At the age of five , Thomas, who was born in Belinghem, southwest of Brussels , was placed in a monastery in Liege on the basis of a vow made by his father . At the age of sixteen he became canon in the Augustinian Abbey of Cantimpré near Cambrai in 1217 . Around 1232, however, he switched to the Order of the Dominicans in Leuven . Soon afterwards he studied with Albertus Magnus in Cologne . From 1237 to 1240 he stayed at the Convent of St. Jacques in Paris. In 1241 he finished his Liber de natura rerum (the "book of natures of things"), on which he had been working since about 1225. In 1246 Thomas became subprior and lecturer in Leuven. Because the study of science in the Dominican order met growing resistance, Thomas devoted himself primarily to pastoral care in the last years of his life. His last and much-noticed book was the Bonum universale de apibus (completed between 1258 and 1263), in which he examines the relationship between superiors and subordinates using the example of the bee state.

Works

For about 15 years, Thomas collected material for his Liber de natura rerum , a comprehensive encyclopedia of the natural history of the time for clergy, to which he included works by Aristotle , Pliny , Solinus , Ambrosius and Jakob von Vitry and an anonymous author whom he was an "experimenter" called, used as sources.
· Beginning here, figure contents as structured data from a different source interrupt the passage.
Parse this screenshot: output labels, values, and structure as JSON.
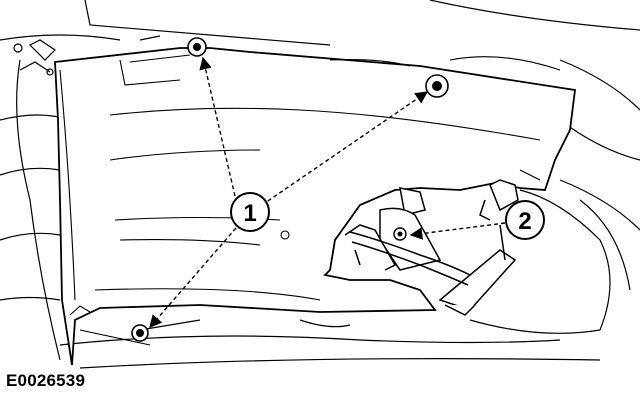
{
  "figure": {
    "id": "E0026539",
    "colors": {
      "line": "#000000",
      "background": "#ffffff"
    }
  },
  "callouts": [
    {
      "label": "1"
    },
    {
      "label": "2"
    }
  ]
}
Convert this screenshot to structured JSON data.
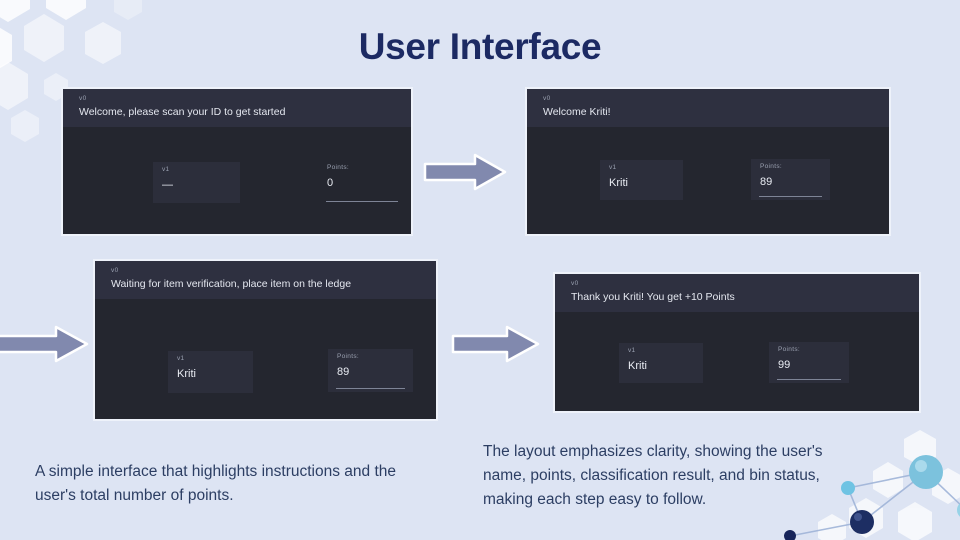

It initially comprised 19, later 20 books (chapters) and was published in four vernacular translations.

literature

Web links

Individual evidence

  1. P. Stahl: Thomas de Cantiprato, Das ›Buch von Naturen der Ding‹ by Peter Königschlachter. 1998.
  2. Thomas Cantimpratensis: Liber de natura rerum. Edition princeps secundum codices manuscriptos. Concerned by Helmut Boese . Part 1: Text . Berlin / New York 1973.
  3. ^ Bernhard Schnell : On the German-language reception of the natural history writings of Thomas von Cantimpré and Albertus Magnus: On the stone book of the Salzburg manuscript M III 3. In: Light of nature. Medicine in specialist literature and poetry. Festschrift for Gundolf Keil on his 60th birthday. (= Göppingen work on German studies. No. 585). Kümmerle, Göppingen 1994, ISBN 3-87452-829-4 , pp. 421-442.